Wochenrückblick: Mr. Sandman, bring me a Dream …

WTF, wir müssen reden. Nicht über Bücher, sondern über Träume und Albträume, bewegte Bilder und den neuen Netflix Serien-Hit.

Eine weitere hitzige Woche und auf Arbeit jede Menge zu tun, ansonsten hatte die erste Augustwoche nicht so viel zu bieten.
Außer dem Sandman natürlich. Einige werden sicherlich wissen, dass ich die Comics liebe und so den Feierabend am Freitag kaum erwarten konnte.
Eigentlich wollte ich auch nur mal kurz reinschauen, denn schon der Trailer war ein Augenschmaus. Bei kurz blieb es allerdings nicht, da ich schon den Anfang ziemlich episch fand und so endete meine Nacht erst irgendwann gegen 5. Normalerweise genieße ich meine Serien häppchenweise, ich bin kein definitiv kein Binge-Watcher, aber ab und an muss man eben auch mal mit alten Gewohnheiten brechen.
Gut, dass aus Lucien plötzlich eine Lucienne geworden ist, konnte ich nicht so ganz nachvollziehen, immerhin gibt es in „Sandman“ auch so genug starke Frauen.

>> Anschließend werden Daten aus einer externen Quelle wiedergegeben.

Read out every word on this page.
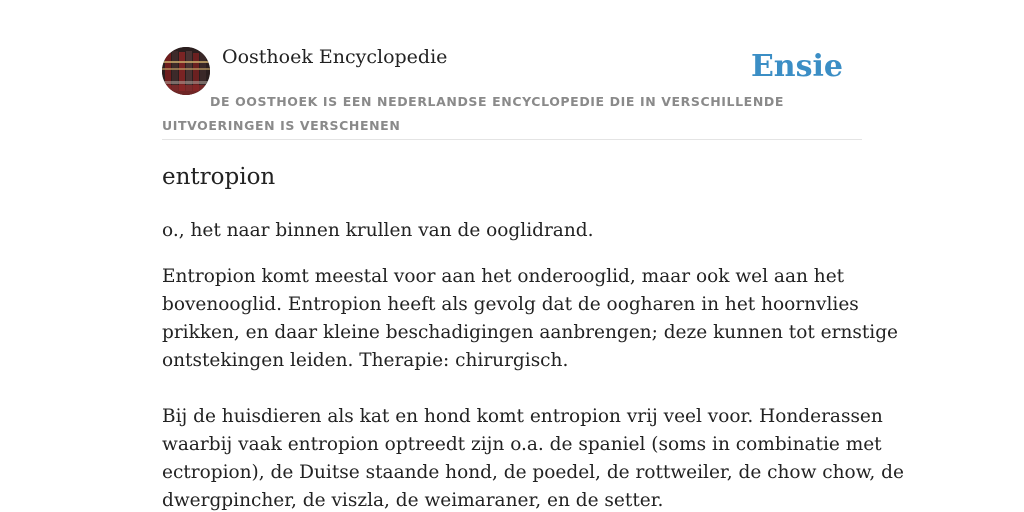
Oosthoek Encyclopedie	Ensie
DE OOSTHOEK IS EEN NEDERLANDSE ENCYCLOPEDIE DIE IN VERSCHILLENDE UITVOERINGEN IS VERSCHENEN
entropion

o., het naar binnen krullen van de ooglidrand.

Entropion komt meestal voor aan het onderooglid, maar ook wel aan het
bovenooglid. Entropion heeft als gevolg dat de oogharen in het hoornvlies
prikken, en daar kleine beschadigingen aanbrengen; deze kunnen tot ernstige
ontstekingen leiden. Therapie: chirurgisch.
Bij de huisdieren als kat en hond komt entropion vrij veel voor. Honderassen
waarbij vaak entropion optreedt zijn o.a. de spaniel (soms in combinatie met
ectropion), de Duitse staande hond, de poedel, de rottweiler, de chow chow, de
dwergpincher, de viszla, de weimaraner, en de setter.
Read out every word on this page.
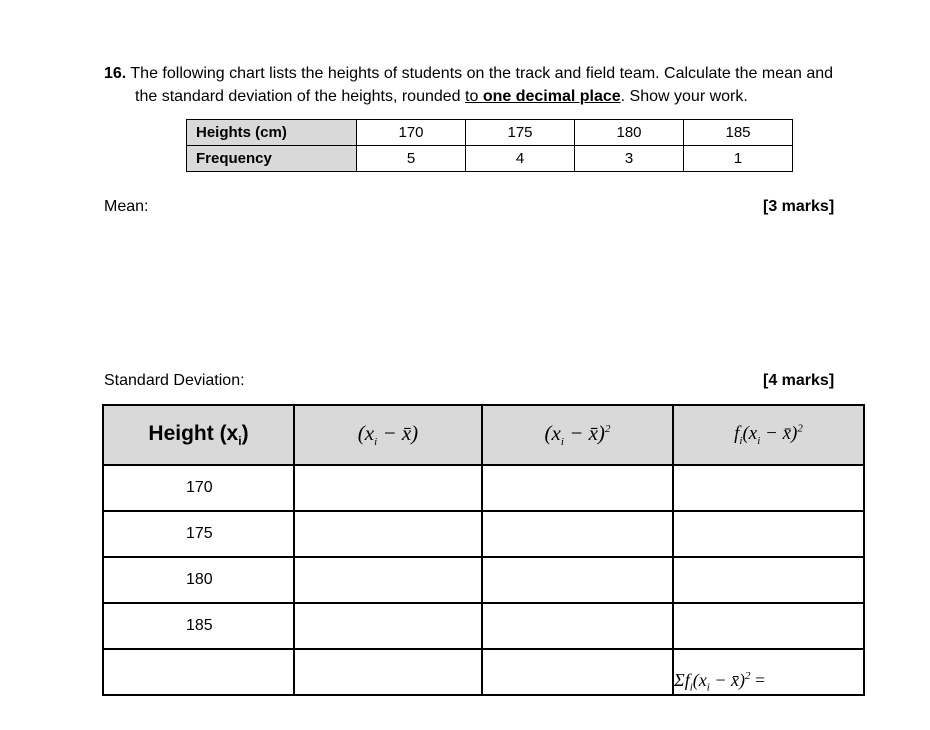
16. The following chart lists the heights of students on the track and field team. Calculate the mean and
the standard deviation of the heights, rounded to one decimal place. Show your work.
Heights (cm)	170	175	180	185
Frequency	5	4	3	1
Mean:	[3 marks]
Standard Deviation:	[4 marks]
Height $(x_i)$	($x_i$ − x̄)	($x_i$ − x̄)$^2$	$f_i(x_i$ − x̄)$^2$
170			
175			
180			
185			
			$\Sigma f_i(x_i$ − x̄)$^2$ =
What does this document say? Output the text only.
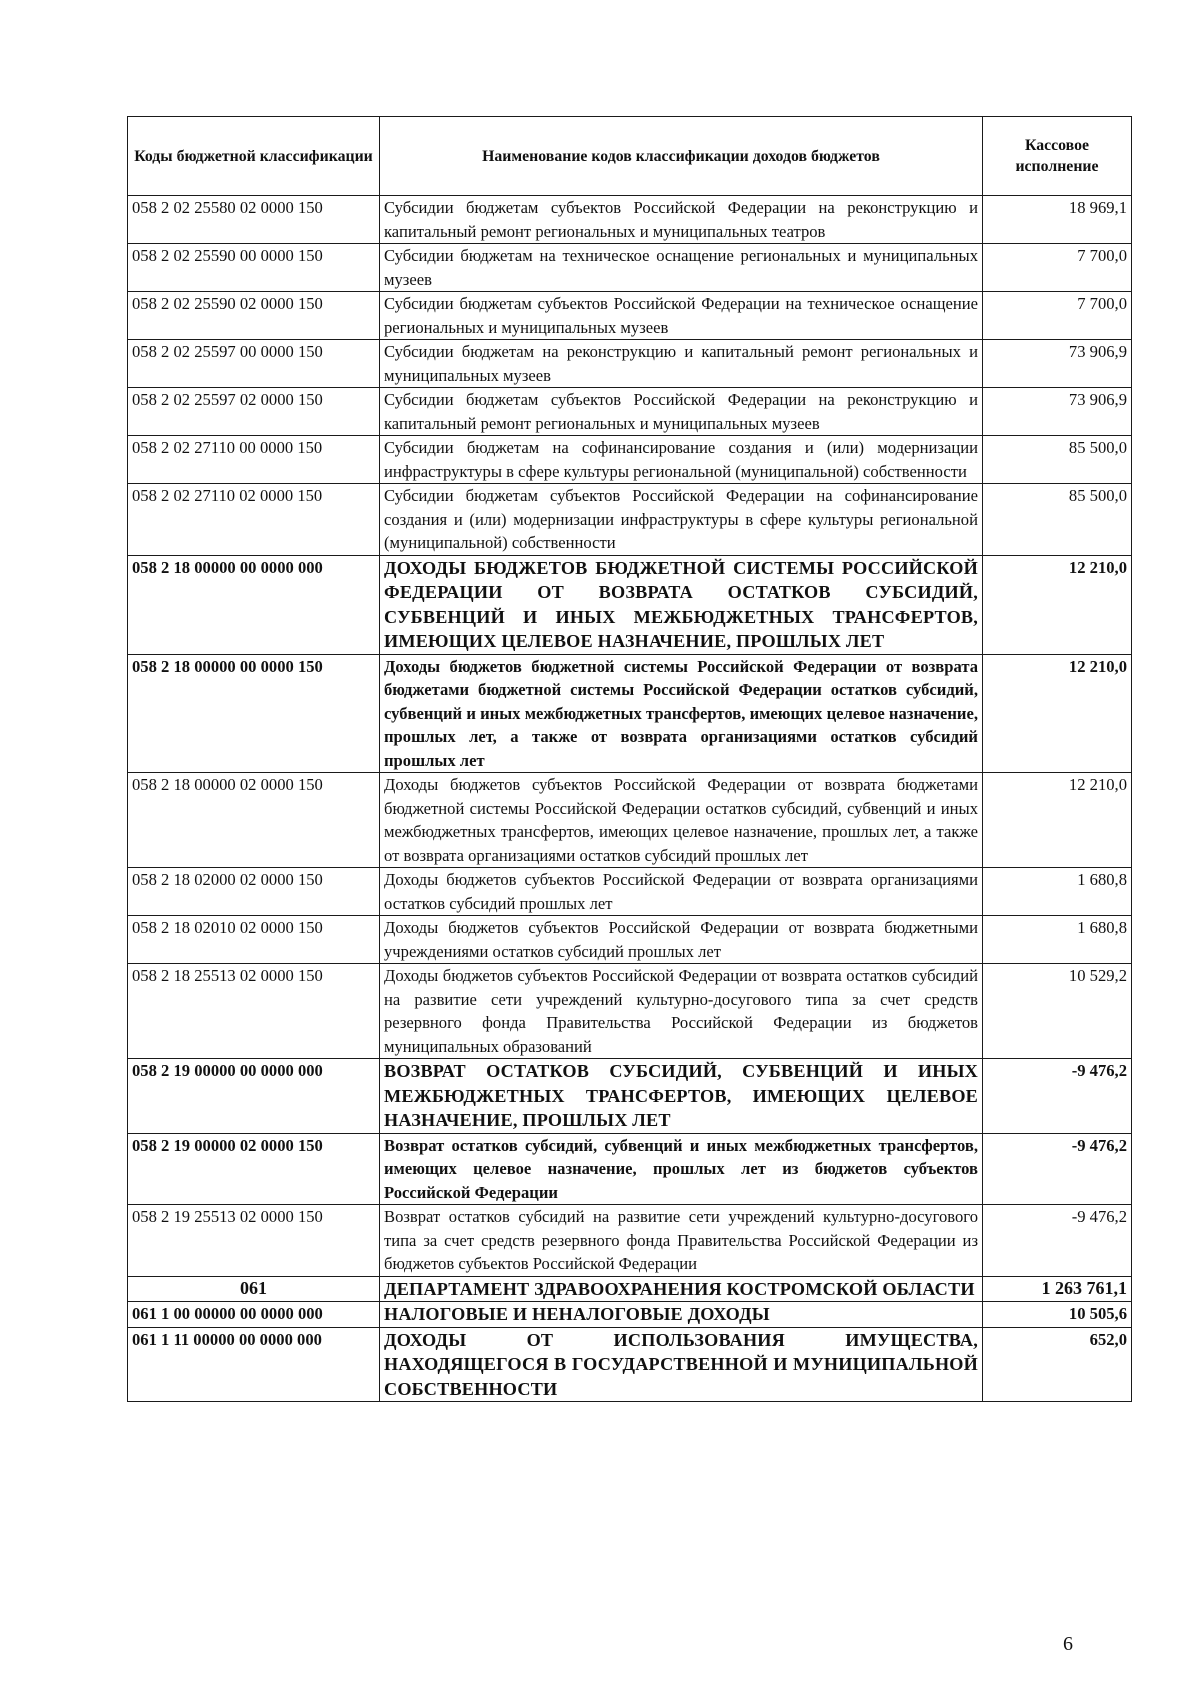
Коды бюджетной классификации	Наименование кодов классификации доходов бюджетов	Кассовое исполнение
058 2 02 25580 02 0000 150	Субсидии бюджетам субъектов Российской Федерации на реконструкцию и капитальный ремонт региональных и муниципальных театров	18 969,1
058 2 02 25590 00 0000 150	Субсидии бюджетам на техническое оснащение региональных и муниципальных музеев	7 700,0
058 2 02 25590 02 0000 150	Субсидии бюджетам субъектов Российской Федерации на техническое оснащение региональных и муниципальных музеев	7 700,0
058 2 02 25597 00 0000 150	Субсидии бюджетам на реконструкцию и капитальный ремонт региональных и муниципальных музеев	73 906,9
058 2 02 25597 02 0000 150	Субсидии бюджетам субъектов Российской Федерации на реконструкцию и капитальный ремонт региональных и муниципальных музеев	73 906,9
058 2 02 27110 00 0000 150	Субсидии бюджетам на софинансирование создания и (или) модернизации инфраструктуры в сфере культуры региональной (муниципальной) собственности	85 500,0
058 2 02 27110 02 0000 150	Субсидии бюджетам субъектов Российской Федерации на софинансирование создания и (или) модернизации инфраструктуры в сфере культуры региональной (муниципальной) собственности	85 500,0
058 2 18 00000 00 0000 000	ДОХОДЫ БЮДЖЕТОВ БЮДЖЕТНОЙ СИСТЕМЫ РОССИЙСКОЙ ФЕДЕРАЦИИ ОТ ВОЗВРАТА ОСТАТКОВ СУБСИДИЙ, СУБВЕНЦИЙ И ИНЫХ МЕЖБЮДЖЕТНЫХ ТРАНСФЕРТОВ, ИМЕЮЩИХ ЦЕЛЕВОЕ НАЗНАЧЕНИЕ, ПРОШЛЫХ ЛЕТ	12 210,0
058 2 18 00000 00 0000 150	Доходы бюджетов бюджетной системы Российской Федерации от возврата бюджетами бюджетной системы Российской Федерации остатков субсидий, субвенций и иных межбюджетных трансфертов, имеющих целевое назначение, прошлых лет, а также от возврата организациями остатков субсидий прошлых лет	12 210,0
058 2 18 00000 02 0000 150	Доходы бюджетов субъектов Российской Федерации от возврата бюджетами бюджетной системы Российской Федерации остатков субсидий, субвенций и иных межбюджетных трансфертов, имеющих целевое назначение, прошлых лет, а также от возврата организациями остатков субсидий прошлых лет	12 210,0
058 2 18 02000 02 0000 150	Доходы бюджетов субъектов Российской Федерации от возврата организациями остатков субсидий прошлых лет	1 680,8
058 2 18 02010 02 0000 150	Доходы бюджетов субъектов Российской Федерации от возврата бюджетными учреждениями остатков субсидий прошлых лет	1 680,8
058 2 18 25513 02 0000 150	Доходы бюджетов субъектов Российской Федерации от возврата остатков субсидий на развитие сети учреждений культурно-досугового типа за счет средств резервного фонда Правительства Российской Федерации из бюджетов муниципальных образований	10 529,2
058 2 19 00000 00 0000 000	ВОЗВРАТ ОСТАТКОВ СУБСИДИЙ, СУБВЕНЦИЙ И ИНЫХ МЕЖБЮДЖЕТНЫХ ТРАНСФЕРТОВ, ИМЕЮЩИХ ЦЕЛЕВОЕ НАЗНАЧЕНИЕ, ПРОШЛЫХ ЛЕТ	-9 476,2
058 2 19 00000 02 0000 150	Возврат остатков субсидий, субвенций и иных межбюджетных трансфертов, имеющих целевое назначение, прошлых лет из бюджетов субъектов Российской Федерации	-9 476,2
058 2 19 25513 02 0000 150	Возврат остатков субсидий на развитие сети учреждений культурно-досугового типа за счет средств резервного фонда Правительства Российской Федерации из бюджетов субъектов Российской Федерации	-9 476,2
061	ДЕПАРТАМЕНТ ЗДРАВООХРАНЕНИЯ КОСТРОМСКОЙ ОБЛАСТИ	1 263 761,1
061 1 00 00000 00 0000 000	НАЛОГОВЫЕ И НЕНАЛОГОВЫЕ ДОХОДЫ	10 505,6
061 1 11 00000 00 0000 000	ДОХОДЫ ОТ ИСПОЛЬЗОВАНИЯ ИМУЩЕСТВА, НАХОДЯЩЕГОСЯ В ГОСУДАРСТВЕННОЙ И МУНИЦИПАЛЬНОЙ СОБСТВЕННОСТИ	652,0
6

Was mich bei der Erstsichtung des Trailers jedoch viel mehr irritiert hat, war Death, meine nun gar nicht mehr blasse Goth-Queen. Jetzt muss ich allerdings zugeben, dass Kirby Howell-Baptiste perfekt in diese Rolle passt, auch wenn die Ähnlichkeit zu ihrem Bruder so natürlich auf der Strecke bleibt. Eine Sache hat mich dann aber doch gestört; in den 10 Folgen gab es viel zu wenig Death und auch den Rest der Geschwister hätte ich gern bewundert. Das war jetzt allerdings Meckern auf hohem Niveau, sehr hohem.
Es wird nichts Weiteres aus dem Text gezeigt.